A lot has happened in the four years since Depeche Mode released their last record. An Austrian skydiver jumped from space, the Conservative and Liberal parties formed a coalition government, London hosted the Olympic Games for the first time in over half a Century and Jorge Mario Bergoglio became the first Argentinian pope. At the same time, singer Dave Gahan was diagnosed with a tumour on his bladder, which put the brakes on the world tour for the band's last album, 2009's 'Sounds Of The Universe'. Thankfully, the growth was treated before it had chance to spread, allowing the band to reschedule those cancelled shows culminating in a headline slot at the following year's Lollapalooza festival in Chicago. In the meantime, fellow songwriter and occasional singer Martin Gore got himself into a Twitter spat with none other than Simon Cowell after initially stating the pop mogul should be shot.
Not exactly business as usual then, and far removed from the clean cut image portrayed by the four then-teenage Basildon boys whose song 'Photographic' had created such a stir on a low-key compilation album over three decades earlier. Of course, the ensuing time period has confirmed Depeche Mode to be anything but conventional. Over the course of their previous twelve albums, they've embraced any number of genres from avant-garde electronica, pop, soul, techno, industrial rock and even metal. All the while enlisting a burgeoning and religiously devoted worldwide fanbase almost every one of their peers would happily sacrifice their right arms for.
It's also to their credit that they've gradually stepped further away from the synthetic pop sound of their first record with every subsequent release. Preferring instead to set up base camp left of centre and ultimately remain there, it should come as no surprise to learn that 'Delta Machine' largely operates from the same ballpark. Terse and industrially harsh in places, at times an uneasy - if never unpleasant - listen, it isn't so much the sound of three fifty-year-olds wrestling with their demons. Instead, the core surviving trio of Gahan, Gore and Andy Fletcher seem intent on antagonising those demons into an indeterminable rage. And as a result, 'Delta Machine' feels a whole lot more energised rather than exorcised for it.
Take the darkly orchestrated, Kraftwerk go oriental 'My Little Universe' for example. Gahan's vocal presence devastating throughout, full of rasping menace as he utters the words "Here I am king, I decide everything, I let no one in" by way of a chorus. Indeed, there's a possibility the band have been brushing up on dance music's less commercial side. Abstract rhythms and industrial beats punctuate 'Delta Machine' on the majority of its thirteen tracks. While Ben Hillier has to take a share of the plaudits once more for its mostly extreme production, there's a distinct feeling its creators are becoming more aggressive in their old age when it comes to constructing songs.

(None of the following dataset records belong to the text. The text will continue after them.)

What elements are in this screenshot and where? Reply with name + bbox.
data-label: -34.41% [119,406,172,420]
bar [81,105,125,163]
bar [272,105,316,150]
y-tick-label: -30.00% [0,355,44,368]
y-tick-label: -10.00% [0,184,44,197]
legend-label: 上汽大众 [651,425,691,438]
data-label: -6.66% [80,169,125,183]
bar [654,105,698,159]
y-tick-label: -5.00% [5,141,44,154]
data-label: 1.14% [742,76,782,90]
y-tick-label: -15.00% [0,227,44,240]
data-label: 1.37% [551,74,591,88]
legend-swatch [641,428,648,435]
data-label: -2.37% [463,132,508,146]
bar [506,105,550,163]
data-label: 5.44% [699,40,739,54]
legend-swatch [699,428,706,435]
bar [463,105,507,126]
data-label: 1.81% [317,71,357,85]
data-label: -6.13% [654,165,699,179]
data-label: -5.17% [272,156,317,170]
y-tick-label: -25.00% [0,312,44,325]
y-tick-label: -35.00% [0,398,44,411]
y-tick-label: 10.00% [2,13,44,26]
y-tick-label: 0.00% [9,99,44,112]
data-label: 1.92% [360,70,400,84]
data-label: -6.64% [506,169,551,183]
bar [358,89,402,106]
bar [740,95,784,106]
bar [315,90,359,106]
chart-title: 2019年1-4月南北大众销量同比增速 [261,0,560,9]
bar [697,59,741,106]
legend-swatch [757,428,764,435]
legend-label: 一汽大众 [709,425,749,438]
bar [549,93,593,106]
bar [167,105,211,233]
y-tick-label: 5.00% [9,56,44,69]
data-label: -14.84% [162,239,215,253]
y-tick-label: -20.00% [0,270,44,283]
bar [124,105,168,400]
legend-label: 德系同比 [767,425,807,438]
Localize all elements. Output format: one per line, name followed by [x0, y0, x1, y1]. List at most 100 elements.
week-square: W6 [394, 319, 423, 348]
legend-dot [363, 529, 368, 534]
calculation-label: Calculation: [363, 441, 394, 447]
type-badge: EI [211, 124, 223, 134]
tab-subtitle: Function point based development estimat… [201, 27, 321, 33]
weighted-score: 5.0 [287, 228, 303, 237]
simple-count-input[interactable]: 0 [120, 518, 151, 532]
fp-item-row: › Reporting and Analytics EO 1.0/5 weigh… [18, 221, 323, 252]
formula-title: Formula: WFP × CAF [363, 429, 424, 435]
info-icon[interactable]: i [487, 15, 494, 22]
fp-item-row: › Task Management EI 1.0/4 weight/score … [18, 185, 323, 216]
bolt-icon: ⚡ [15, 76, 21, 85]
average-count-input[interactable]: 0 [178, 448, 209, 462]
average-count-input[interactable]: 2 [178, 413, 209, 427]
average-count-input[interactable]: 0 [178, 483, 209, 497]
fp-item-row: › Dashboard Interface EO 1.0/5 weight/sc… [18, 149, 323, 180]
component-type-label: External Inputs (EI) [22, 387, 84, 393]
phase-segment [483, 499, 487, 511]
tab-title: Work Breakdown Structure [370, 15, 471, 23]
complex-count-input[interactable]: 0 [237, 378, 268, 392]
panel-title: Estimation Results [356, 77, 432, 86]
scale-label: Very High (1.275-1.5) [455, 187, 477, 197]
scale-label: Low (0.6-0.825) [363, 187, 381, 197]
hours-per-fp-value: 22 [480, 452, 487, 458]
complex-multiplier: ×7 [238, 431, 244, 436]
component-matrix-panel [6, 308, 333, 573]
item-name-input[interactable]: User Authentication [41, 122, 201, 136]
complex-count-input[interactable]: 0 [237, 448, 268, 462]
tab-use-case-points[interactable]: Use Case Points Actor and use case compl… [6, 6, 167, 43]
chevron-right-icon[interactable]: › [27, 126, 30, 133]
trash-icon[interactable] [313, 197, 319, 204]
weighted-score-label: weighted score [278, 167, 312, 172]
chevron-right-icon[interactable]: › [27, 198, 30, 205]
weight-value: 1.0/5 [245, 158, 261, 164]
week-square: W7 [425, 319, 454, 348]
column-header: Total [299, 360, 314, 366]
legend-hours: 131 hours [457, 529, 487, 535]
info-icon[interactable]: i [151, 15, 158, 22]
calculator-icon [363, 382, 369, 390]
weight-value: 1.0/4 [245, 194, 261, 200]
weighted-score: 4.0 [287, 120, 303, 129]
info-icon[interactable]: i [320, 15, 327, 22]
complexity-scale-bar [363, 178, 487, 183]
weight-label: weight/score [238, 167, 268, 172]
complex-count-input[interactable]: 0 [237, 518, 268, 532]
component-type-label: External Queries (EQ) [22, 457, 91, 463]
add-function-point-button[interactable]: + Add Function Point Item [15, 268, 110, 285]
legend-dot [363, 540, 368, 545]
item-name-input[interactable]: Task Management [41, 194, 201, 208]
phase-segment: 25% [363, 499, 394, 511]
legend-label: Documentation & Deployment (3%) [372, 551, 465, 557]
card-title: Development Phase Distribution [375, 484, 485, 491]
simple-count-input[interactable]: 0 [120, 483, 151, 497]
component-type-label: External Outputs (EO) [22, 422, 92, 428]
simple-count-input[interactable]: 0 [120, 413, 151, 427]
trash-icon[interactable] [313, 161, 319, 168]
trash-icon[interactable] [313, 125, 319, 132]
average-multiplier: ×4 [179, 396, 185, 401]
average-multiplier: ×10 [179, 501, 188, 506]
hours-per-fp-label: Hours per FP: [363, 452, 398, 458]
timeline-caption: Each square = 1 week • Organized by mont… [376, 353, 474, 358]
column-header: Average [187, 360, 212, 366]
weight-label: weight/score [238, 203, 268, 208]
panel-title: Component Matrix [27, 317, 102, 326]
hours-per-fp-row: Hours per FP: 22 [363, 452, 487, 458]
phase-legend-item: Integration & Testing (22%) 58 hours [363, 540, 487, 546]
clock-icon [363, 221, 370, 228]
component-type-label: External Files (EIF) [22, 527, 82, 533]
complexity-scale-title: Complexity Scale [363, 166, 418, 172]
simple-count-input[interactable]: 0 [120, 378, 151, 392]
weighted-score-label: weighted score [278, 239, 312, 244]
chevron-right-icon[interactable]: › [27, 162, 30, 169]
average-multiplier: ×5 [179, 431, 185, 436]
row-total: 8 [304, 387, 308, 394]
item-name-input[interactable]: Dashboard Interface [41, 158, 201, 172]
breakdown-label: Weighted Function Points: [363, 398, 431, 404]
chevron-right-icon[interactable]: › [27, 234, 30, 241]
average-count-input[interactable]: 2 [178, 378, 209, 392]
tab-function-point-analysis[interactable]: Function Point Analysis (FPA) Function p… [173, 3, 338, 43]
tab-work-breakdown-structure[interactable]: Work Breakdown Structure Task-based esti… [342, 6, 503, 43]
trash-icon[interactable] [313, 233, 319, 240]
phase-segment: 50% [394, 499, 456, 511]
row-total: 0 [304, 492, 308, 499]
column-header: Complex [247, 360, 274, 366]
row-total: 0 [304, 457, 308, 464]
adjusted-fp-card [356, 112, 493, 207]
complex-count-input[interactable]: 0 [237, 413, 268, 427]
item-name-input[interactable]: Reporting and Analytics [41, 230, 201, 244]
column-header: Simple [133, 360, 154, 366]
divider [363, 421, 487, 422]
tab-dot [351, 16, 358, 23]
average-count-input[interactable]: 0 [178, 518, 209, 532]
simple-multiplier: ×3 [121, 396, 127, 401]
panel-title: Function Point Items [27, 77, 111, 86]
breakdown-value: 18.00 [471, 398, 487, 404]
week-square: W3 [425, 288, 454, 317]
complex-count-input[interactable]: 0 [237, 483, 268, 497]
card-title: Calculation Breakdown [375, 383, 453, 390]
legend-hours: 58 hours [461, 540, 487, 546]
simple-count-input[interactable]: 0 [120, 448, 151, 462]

Opener 'Welcome To My World' throws down the gauntlet from the beginning, echoes of Nine Inch Nails and Portishead bounding through its dark, robotic heartbeat. The self-confessional likes of gospel-tinged 'Angel' ("Lord I felt so small") and the Kurt Uenala co-penned Berlin-esque carousel grinder 'Secret To The End' ("Did I disappoint you?") suggest Gahan was in a reflective mood during much of the writing process for the record. Even the countrified twang of exit piece 'Goodbye' has a poignantly finite grace running through its (and 'Delta Machine''s closing) five minutes.
Even on the record's lighter moments, particular on the playfully melodic 'Broken' and heavy Trent Reznor inspired centrepiece 'Soft Touch/Raw Nerve', there's a sinister overtone prevalent in lines like "If you want control without any pain, how long will you suffer?" 'Soothe My Soul' too casts Gahan in the persona of a vampire, uttering the words "I'm coming for you when the sun goes down" like the stepchild of Vincent Price.
Sometimes 'Delta Machine' borders on the cheesy. 'Alone' mopes along at mid-pace before attaining a canter when Gahan suggests to its subject "I can save your soul, I could even take your home" in tawdry cat/sat/mat fashion. Similarly 'Should Be Higher', an obvious reference to the singer's previously well-documented battle with hard drugs apes David Bowie and Iggy Pop's 'Nightclubbing' far too closely for comfort while resorting to self-pity without ever adopting any charisma or attitude of its own.
However, 'Delta Machine' is a worthy comeback that while not quite hitting the peaks conquered so magnificently by 'Black Celebration', 'Violator' and 'Songs Of Faith And Devotion' back in the day, still sits comfortably in the upper quartile of Depeche Mode's finest releases to date.